This well-received graphic novel began life in serialized form, published in a British newspaper (and still online here). The soapy story is laden with rich characterization and relatable situations. A decidedly PG-13 (at the very least) tale, which may make some parents uncomfortable with its depictions of teen angst and antics, frank sexuality, and drug use (and clear consequences), Tamara Drewe is certainly no worse than sundry stories depicted within popular daytime television dramas—or Judy Blume novels.
Though “inspired” by Thomas Hardy’s novel Far from the Madding Crowd, Posy Simmonds’ sublimely written and drawn story is a horse of a different color. The tragicomedy of manners and misunderstandings is set at a rural English writers’ retreat, an ideal backdrop for mischief and melodrama. Owned by a couple whose marriage is problematic (to say the least), the country getaway, a farm, hosts a cast of colorful guests who interact with the pair, each other, and the local townspeople.
The title character is a once-ugly young woman whose nose job has transformed her into a seductive and flirtatious figure. The pacing is perfect for this type of tale. Affairs ensue, writerly conflicts flare, relationships are tested, and the usual melodramatic flourishes ebb and flow throughout the story. Though there are few sympathetic characters and no protagonists to speak of, the cast is generally harmless. Their self-absorption and shallowness—despite ample pretense to the contrary—mostly comes off as comic rather than venal. But Simmonds doesn’t sell them (or us) short when true tragedy occurs and admirably allows it to happen rather than pull punches or portray it as more—or less—than what it really is. Overall, though, Tamara Drewe is a comedy and those elements are predominant.
Simmonds is a wonderful artist. Her fluid storytelling skills are strong and her clean, illustrative style is a delight. Great faces, landscapes, still lives, and emotions are portrayed with precision and panache.
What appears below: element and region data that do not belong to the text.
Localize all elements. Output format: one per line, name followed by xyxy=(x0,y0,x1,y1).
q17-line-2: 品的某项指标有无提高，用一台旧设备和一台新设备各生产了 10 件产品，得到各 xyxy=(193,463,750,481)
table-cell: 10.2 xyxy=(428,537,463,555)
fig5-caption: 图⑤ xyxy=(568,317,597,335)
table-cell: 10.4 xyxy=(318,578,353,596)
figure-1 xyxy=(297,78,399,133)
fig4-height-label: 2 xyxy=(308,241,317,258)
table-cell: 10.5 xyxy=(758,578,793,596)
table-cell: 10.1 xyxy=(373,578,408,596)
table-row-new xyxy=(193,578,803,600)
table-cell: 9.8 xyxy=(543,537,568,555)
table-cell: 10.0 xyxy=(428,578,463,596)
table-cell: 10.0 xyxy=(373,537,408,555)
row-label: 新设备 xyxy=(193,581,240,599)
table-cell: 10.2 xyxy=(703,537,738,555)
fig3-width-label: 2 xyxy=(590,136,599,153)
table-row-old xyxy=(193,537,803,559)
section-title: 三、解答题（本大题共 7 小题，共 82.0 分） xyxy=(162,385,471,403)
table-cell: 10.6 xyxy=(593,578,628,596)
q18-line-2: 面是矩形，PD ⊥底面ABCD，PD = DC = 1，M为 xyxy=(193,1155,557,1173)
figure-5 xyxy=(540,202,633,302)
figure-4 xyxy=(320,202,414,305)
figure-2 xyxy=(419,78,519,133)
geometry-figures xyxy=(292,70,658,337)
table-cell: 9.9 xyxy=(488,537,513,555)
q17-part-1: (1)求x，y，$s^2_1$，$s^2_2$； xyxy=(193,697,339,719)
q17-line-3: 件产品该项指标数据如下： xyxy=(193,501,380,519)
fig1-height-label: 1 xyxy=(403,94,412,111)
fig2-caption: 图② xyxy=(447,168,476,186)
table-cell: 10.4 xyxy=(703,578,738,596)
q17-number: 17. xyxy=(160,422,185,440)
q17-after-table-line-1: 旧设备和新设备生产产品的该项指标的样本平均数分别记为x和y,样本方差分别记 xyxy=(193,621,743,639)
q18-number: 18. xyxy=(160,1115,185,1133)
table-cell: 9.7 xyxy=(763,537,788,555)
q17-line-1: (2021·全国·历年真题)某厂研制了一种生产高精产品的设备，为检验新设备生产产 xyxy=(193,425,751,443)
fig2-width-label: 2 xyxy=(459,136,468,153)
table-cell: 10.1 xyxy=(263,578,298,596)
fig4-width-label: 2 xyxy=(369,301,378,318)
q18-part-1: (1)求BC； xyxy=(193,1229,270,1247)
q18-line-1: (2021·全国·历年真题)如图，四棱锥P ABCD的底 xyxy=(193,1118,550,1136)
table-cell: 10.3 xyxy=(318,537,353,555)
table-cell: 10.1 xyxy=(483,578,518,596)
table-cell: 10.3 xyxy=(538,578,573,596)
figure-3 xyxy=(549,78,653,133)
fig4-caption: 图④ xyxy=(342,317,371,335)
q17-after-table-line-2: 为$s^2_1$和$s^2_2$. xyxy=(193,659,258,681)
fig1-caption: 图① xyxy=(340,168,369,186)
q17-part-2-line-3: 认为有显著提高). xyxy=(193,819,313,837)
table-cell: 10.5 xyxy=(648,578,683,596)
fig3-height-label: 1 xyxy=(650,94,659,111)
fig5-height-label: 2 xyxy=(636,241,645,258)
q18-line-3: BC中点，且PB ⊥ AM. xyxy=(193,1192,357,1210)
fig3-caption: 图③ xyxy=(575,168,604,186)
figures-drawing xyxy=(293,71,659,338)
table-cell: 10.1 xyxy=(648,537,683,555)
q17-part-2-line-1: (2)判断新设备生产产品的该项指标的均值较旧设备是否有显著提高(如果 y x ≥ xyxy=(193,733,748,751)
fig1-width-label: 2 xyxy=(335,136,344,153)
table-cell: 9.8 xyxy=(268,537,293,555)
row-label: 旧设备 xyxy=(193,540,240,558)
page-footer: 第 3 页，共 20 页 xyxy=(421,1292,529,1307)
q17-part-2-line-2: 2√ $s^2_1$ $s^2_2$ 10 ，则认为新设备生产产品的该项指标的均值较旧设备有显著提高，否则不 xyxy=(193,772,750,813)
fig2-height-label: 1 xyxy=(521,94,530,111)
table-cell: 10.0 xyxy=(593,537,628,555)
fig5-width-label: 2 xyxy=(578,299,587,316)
The coloring is subtle yet effective, and her language is simple yet rich and evocative.
With all the talk of web comics, Posey Simmonds took full advantage of the format and created a substantial though thoroughly entertaining and satisfying work that’s fine online yet works equally well in the old-fashioned dead-trees medium too. One would hope that other newspapers and creators would similarly seize the opportunity.